Schritte erklangen, knirschten im Sand des Bodens. Sie waren hinter ihr. In Gedanken bereitete sich Sharin auf die Schmerzen vor, die sie erwarten würden. „Hallo, Sharin", erklang eine rauchige Stimme in ihrem Rücken, die sie erstarren ließ. Niemals hatte sie erwartet, diese wieder zu hören. Das ist ein Trick. Sie spielten mit ihr.

Das Knirschen erklang hinter ihr, dann wanderte es zu ihrer linken Seite. Eine Silhouette trat in ihr Blickfeld und sie biss sich auf die Unterlippe.

Granatrote Augen, die hell leuchteten, kurze dunkelbraune Haaren mit aschblonden Strähnen. Ihr Körper versteifte sich, denn sie blickte in die Augen des Mannes, den sie mehr verabscheute als jedes andere Wesen. In dessen Gesicht stand ein neutraler Ausdruck – kühl und emotionslos.

„Er war der Einzige, der im Inferno nie gebrochen wurde, ihm entkommen ist. Wie lange wirst du durchhalten? Wie lange, bis deine Schreie an den Wänden entlanghallen, dein Wille gebrochen ist?"

Das Monster, das nicht einmal die schrecklichsten Dämonen der Hölle hatten brechen können. Es blickte sie an. Sie hatte das Monster getötet, in die Hölle geschickt.

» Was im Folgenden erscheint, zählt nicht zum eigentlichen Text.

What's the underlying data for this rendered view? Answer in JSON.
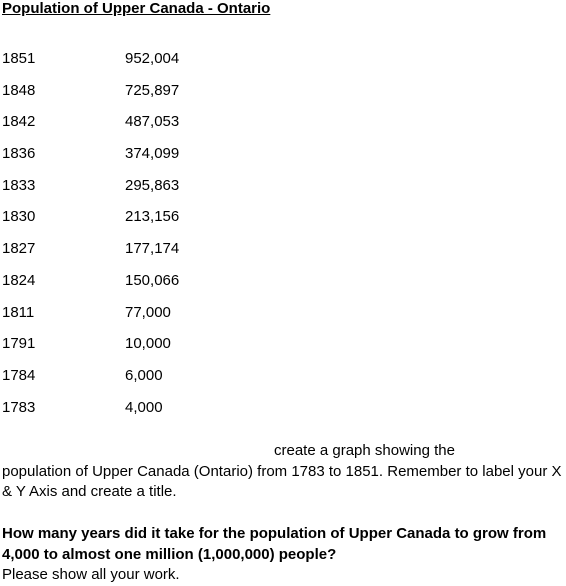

Sie schaute ihm entgegen, ein herausfordernder Blick an. „Hallo, Меньший", sagte sie mit der sinnlichen Stimme, die zahlreiche Männer in den Tod getrieben hatte. Keine Reaktion. Er hatte nicht ein einziges Mal ihr gegenüber eine Reaktion gezeigt. „Ich habe gehört, du bist der Fickboy eines Dämons geworden." Kein Wunder, dass er kein Interesse gehabt hatte.

Aaron blickte die Frau an. Seine Mörderin. Er sagte nichts. Er verstand, weshalb sie so erfolgreich gewesen war, doch die Hülle dieser Frau verdeckte nur das Innere, das verdorben war. „Ich bin hier, um dir Fragen zu stellen", antwortete er ruhig, ging nicht auf ihren Kommentar ein.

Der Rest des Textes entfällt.